Methods: In this study, we screened differentially expressed genes using the GSE37815 dataset. We then performed a weighted gene co‐expression network analysis (WGCNA) to identify the genes correlated with the histologic grade and T stage of BLCA using the GSE32548 dataset. Subsequently, Kaplan Meier survival analysis and Cox regression were used to further identify prognosis‐related hub genes using the datasets GSE13507 and TCGA‐BLCA. Moreover, we detected the expression of the hub genes in 35 paired samples, including BLCA and paracancerous tissue, from the Shantou Central Hospital by qRT‐polymerase chain reaction.

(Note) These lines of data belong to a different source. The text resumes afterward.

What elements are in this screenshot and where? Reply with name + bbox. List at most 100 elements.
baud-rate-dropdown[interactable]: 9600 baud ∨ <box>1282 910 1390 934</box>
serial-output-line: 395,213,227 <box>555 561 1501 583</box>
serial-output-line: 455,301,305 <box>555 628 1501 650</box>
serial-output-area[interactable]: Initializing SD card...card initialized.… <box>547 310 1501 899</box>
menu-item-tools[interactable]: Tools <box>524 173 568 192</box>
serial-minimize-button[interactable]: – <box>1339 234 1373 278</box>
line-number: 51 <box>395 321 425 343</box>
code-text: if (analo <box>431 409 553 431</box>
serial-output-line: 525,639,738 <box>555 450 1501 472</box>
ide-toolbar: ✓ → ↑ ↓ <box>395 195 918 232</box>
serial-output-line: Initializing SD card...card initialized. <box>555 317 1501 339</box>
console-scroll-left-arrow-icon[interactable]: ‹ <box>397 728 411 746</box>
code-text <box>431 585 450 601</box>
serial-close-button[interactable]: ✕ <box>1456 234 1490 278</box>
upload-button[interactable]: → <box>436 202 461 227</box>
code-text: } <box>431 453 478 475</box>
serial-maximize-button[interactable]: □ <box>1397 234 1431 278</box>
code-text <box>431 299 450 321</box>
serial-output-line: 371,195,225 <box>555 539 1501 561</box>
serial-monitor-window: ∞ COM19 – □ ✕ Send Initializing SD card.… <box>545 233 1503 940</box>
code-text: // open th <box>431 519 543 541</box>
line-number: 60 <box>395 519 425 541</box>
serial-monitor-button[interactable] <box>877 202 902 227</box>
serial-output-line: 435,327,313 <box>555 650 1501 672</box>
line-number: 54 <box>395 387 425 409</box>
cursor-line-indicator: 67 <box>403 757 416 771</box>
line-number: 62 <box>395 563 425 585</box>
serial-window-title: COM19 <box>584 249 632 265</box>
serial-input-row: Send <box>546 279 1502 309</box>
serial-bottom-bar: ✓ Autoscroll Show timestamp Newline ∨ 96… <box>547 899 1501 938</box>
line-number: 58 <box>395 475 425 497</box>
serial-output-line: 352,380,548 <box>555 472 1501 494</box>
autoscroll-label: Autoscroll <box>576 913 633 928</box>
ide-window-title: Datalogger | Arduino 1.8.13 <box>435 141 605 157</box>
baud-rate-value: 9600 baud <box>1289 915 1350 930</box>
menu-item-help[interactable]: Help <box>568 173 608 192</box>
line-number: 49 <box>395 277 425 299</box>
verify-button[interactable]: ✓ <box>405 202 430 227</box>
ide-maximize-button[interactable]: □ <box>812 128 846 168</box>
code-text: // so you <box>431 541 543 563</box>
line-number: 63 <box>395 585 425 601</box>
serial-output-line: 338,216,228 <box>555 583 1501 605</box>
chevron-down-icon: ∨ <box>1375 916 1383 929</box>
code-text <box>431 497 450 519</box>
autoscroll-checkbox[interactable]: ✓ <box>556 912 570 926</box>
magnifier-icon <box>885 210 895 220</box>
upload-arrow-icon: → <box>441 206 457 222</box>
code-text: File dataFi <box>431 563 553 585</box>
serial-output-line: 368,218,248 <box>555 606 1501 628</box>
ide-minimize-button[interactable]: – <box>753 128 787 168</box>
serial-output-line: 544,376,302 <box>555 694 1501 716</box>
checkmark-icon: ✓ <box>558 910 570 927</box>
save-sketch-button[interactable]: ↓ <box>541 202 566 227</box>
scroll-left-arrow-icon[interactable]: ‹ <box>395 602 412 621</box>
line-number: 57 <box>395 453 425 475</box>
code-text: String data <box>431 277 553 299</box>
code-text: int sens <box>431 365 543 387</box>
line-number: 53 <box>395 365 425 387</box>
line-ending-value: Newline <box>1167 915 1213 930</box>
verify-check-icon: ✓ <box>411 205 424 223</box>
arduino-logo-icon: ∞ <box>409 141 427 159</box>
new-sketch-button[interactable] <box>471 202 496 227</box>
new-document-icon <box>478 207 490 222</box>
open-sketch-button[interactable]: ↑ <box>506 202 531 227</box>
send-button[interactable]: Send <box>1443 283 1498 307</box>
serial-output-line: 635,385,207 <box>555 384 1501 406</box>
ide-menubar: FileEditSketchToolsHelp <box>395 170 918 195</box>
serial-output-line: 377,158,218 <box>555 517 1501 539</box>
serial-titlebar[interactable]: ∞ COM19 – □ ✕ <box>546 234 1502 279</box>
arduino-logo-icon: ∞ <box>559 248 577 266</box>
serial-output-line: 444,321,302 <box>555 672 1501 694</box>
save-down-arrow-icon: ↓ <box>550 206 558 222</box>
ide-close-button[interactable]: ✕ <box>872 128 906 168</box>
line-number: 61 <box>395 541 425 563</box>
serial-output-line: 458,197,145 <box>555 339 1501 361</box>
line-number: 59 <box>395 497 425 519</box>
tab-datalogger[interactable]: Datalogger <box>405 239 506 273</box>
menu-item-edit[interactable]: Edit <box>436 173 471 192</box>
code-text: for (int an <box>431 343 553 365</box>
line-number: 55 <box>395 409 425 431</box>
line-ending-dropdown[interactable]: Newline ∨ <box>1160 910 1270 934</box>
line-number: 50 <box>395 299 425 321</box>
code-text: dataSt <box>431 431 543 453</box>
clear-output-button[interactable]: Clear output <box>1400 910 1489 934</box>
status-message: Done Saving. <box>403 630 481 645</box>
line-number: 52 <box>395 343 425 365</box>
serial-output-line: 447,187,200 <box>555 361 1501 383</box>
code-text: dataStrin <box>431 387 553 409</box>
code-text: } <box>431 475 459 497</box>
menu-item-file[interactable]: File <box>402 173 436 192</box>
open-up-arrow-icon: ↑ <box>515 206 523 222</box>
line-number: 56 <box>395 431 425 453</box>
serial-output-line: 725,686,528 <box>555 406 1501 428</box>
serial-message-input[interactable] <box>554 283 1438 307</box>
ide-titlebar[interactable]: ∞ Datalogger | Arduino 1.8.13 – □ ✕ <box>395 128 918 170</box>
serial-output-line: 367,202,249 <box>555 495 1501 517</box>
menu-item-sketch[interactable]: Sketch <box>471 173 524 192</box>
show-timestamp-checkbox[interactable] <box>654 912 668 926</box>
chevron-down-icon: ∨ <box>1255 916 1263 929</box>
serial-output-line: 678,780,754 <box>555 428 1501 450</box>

Results: This study showed that Anillin (ANLN) and Abnormal spindle-like microcephaly-associated gene (ASPM) were prognostic biomarkers for BLCA. High expression of ANLN and ASPM was associated with poor overall survival.The qRT‐PCR results revealed that ANLN and ASPM genes were upregulated in BLCA, and there was a correlation between the expression of ANLN and ASPM in cancer tissues and paracancerous tissue. Additionally, the increasing multiples in the ANLN gene was obvious in high-grade BLCA.
Discussion: In summary, this preliminary exploration indicated a correlation between ANLN and ASPM expression. These two genes, serving as the risk factors for BLCA progression, might be promising targets to improve the occurrence and progression of BLCA.